The current buzzword used with quant investing is the term "machine learning". Many quants may like to appear smarter by peppering their strategy discussions with comments like, "We use machine learning to create new and enhance our existing models." Yet many investors don't fully appreciate that machine learning is a term that refers to a broad set of approaches to data analysis. Many of these techniques have been around for decades. Machine learning can be an all-encompassing term.

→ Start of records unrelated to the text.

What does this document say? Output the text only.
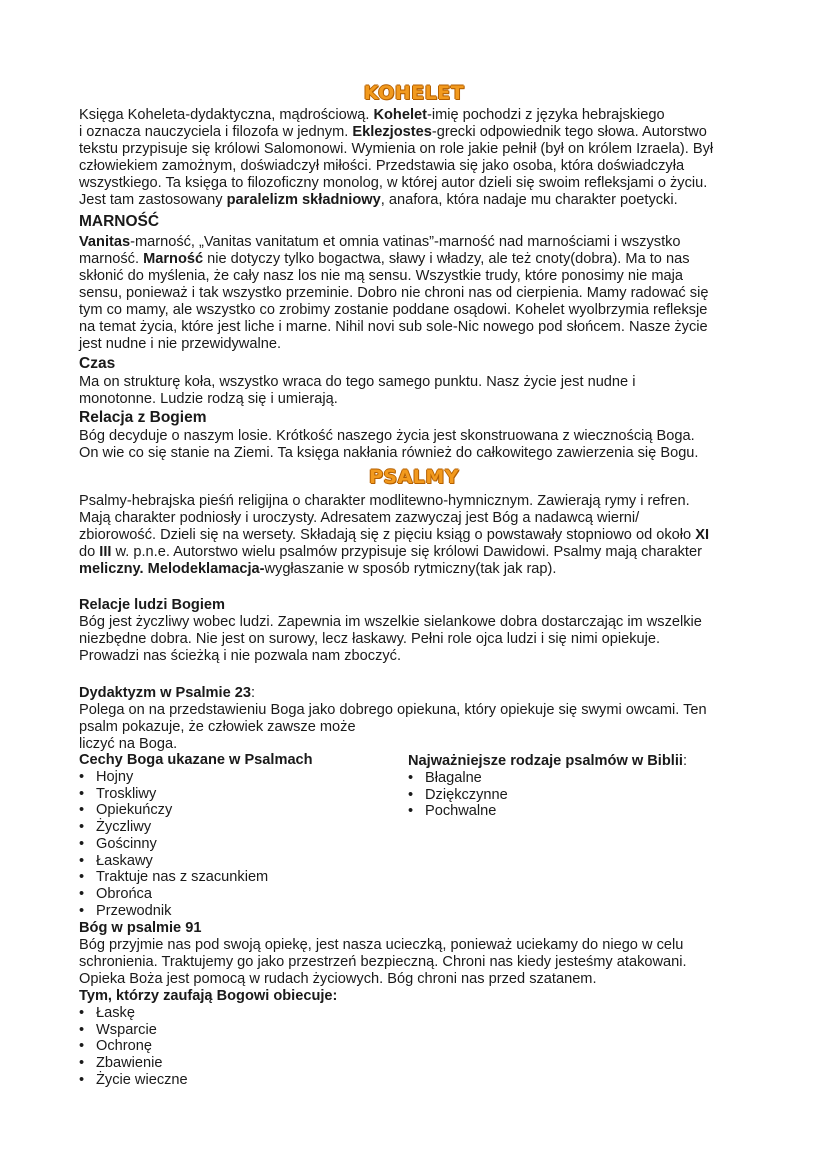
KOHELET
Księga Koheleta-dydaktyczna, mądrościową. Kohelet-imię pochodzi z języka hebrajskiego
i oznacza nauczyciela i filozofa w jednym. Eklezjostes-grecki odpowiednik tego słowa. Autorstwo
tekstu przypisuje się królowi Salomonowi. Wymienia on role jakie pełnił (był on królem Izraela). Był
człowiekiem zamożnym, doświadczył miłości. Przedstawia się jako osoba, która doświadczyła
wszystkiego. Ta księga to filozoficzny monolog, w której autor dzieli się swoim refleksjami o życiu.
Jest tam zastosowany paralelizm składniowy, anafora, która nadaje mu charakter poetycki.
MARNOŚĆ
Vanitas-marność, „Vanitas vanitatum et omnia vatinas”-marność nad marnościami i wszystko
marność. Marność nie dotyczy tylko bogactwa, sławy i władzy, ale też cnoty(dobra). Ma to nas
skłonić do myślenia, że cały nasz los nie mą sensu. Wszystkie trudy, które ponosimy nie maja
sensu, ponieważ i tak wszystko przeminie. Dobro nie chroni nas od cierpienia. Mamy radować się
tym co mamy, ale wszystko co zrobimy zostanie poddane osądowi. Kohelet wyolbrzymia refleksje
na temat życia, które jest liche i marne. Nihil novi sub sole-Nic nowego pod słońcem. Nasze życie
jest nudne i nie przewidywalne.
Czas
Ma on strukturę koła, wszystko wraca do tego samego punktu. Nasz życie jest nudne i
monotonne. Ludzie rodzą się i umierają.
Relacja z Bogiem
Bóg decyduje o naszym losie. Krótkość naszego życia jest skonstruowana z wiecznością Boga.
On wie co się stanie na Ziemi. Ta księga nakłania również do całkowitego zawierzenia się Bogu.
PSALMY
Psalmy-hebrajska pieśń religijna o charakter modlitewno-hymnicznym. Zawierają rymy i refren.
Mają charakter podniosły i uroczysty. Adresatem zazwyczaj jest Bóg a nadawcą wierni/
zbiorowość. Dzieli się na wersety. Składają się z pięciu ksiąg o powstawały stopniowo od około XI
do III w. p.n.e. Autorstwo wielu psalmów przypisuje się królowi Dawidowi. Psalmy mają charakter
meliczny. Melodeklamacja-wygłaszanie w sposób rytmiczny(tak jak rap).
Relacje ludzi Bogiem
Bóg jest życzliwy wobec ludzi. Zapewnia im wszelkie sielankowe dobra dostarczając im wszelkie
niezbędne dobra. Nie jest on surowy, lecz łaskawy. Pełni role ojca ludzi i się nimi opiekuje.
Prowadzi nas ścieżką i nie pozwala nam zboczyć.
Dydaktyzm w Psalmie 23:
Polega on na przedstawieniu Boga jako dobrego opiekuna, który opiekuje się swymi owcami. Ten
psalm pokazuje, że człowiek zawsze może
liczyć na Boga.
Cechy Boga ukazane w Psalmach
• Hojny
• Troskliwy
• Opiekuńczy
• Życzliwy
• Gościnny
• Łaskawy
• Traktuje nas z szacunkiem
• Obrońca
• Przewodnik
Najważniejsze rodzaje psalmów w Biblii:
• Błagalne
• Dziękczynne
• Pochwalne
Bóg w psalmie 91
Bóg przyjmie nas pod swoją opiekę, jest nasza ucieczką, ponieważ uciekamy do niego w celu
schronienia. Traktujemy go jako przestrzeń bezpieczną. Chroni nas kiedy jesteśmy atakowani.
Opieka Boża jest pomocą w rudach życiowych. Bóg chroni nas przed szatanem.
Tym, którzy zaufają Bogowi obiecuje:
• Łaskę
• Wsparcie
• Ochronę
• Zbawienie
• Życie wieczne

At the top of the machine learning taxonomy is the split between supervised and unsupervised learning. Supervised learning is what is done in most cases where there is inferring of a function from data input to a specific output. It involves training input data to reach a target outcome. Unsupervised learning is associated with searching and grouping of input data to find relationships even if there is no specific target output. Within supervised learning there is a breakdown between classification of events and the regression or mapping of sensitivities between input and outputs. Unsupervised learning can be defined as searching for clusters or similarity within a data set.
Understanding how managers go about their data analysis and which techniques they employ to tease-out information on market behavior is the real issue. How are they trying to classify data to find signals on return? How are they using regression to forecast or fit valuations to fundamentals? Or, how are they searching data without a specific relationship model in place? Do they use the right technique for the right problem? Will a different technique provide new insight on the same data? Investors have to ask why a specific technique will provide more useful results.
The key use of a broader set of machine learning techniques is that it can open up or restructure data sets to find new relationships and patterns that are not immediately obvious through linear regression, traditional time series, or simple rules. For example, the use of decision trees and categorical analysis may be helpful with finding non-linear relationships that may not immediately apparent in trends or regression.
Given inexpensive computing power, large data sets, and new statistical techniques, new recurring patterns in prices may be found. Of course, the flip-side to these atheoretical approaches is that data mining is done to excess without regard to sampling bias or the power of the tests. This is why digging into the details of what a manager may mean by machine learning is so critical. If a manager cannot effectively explain the value of their techniques to an investor, then it not likely to these tools will do their job.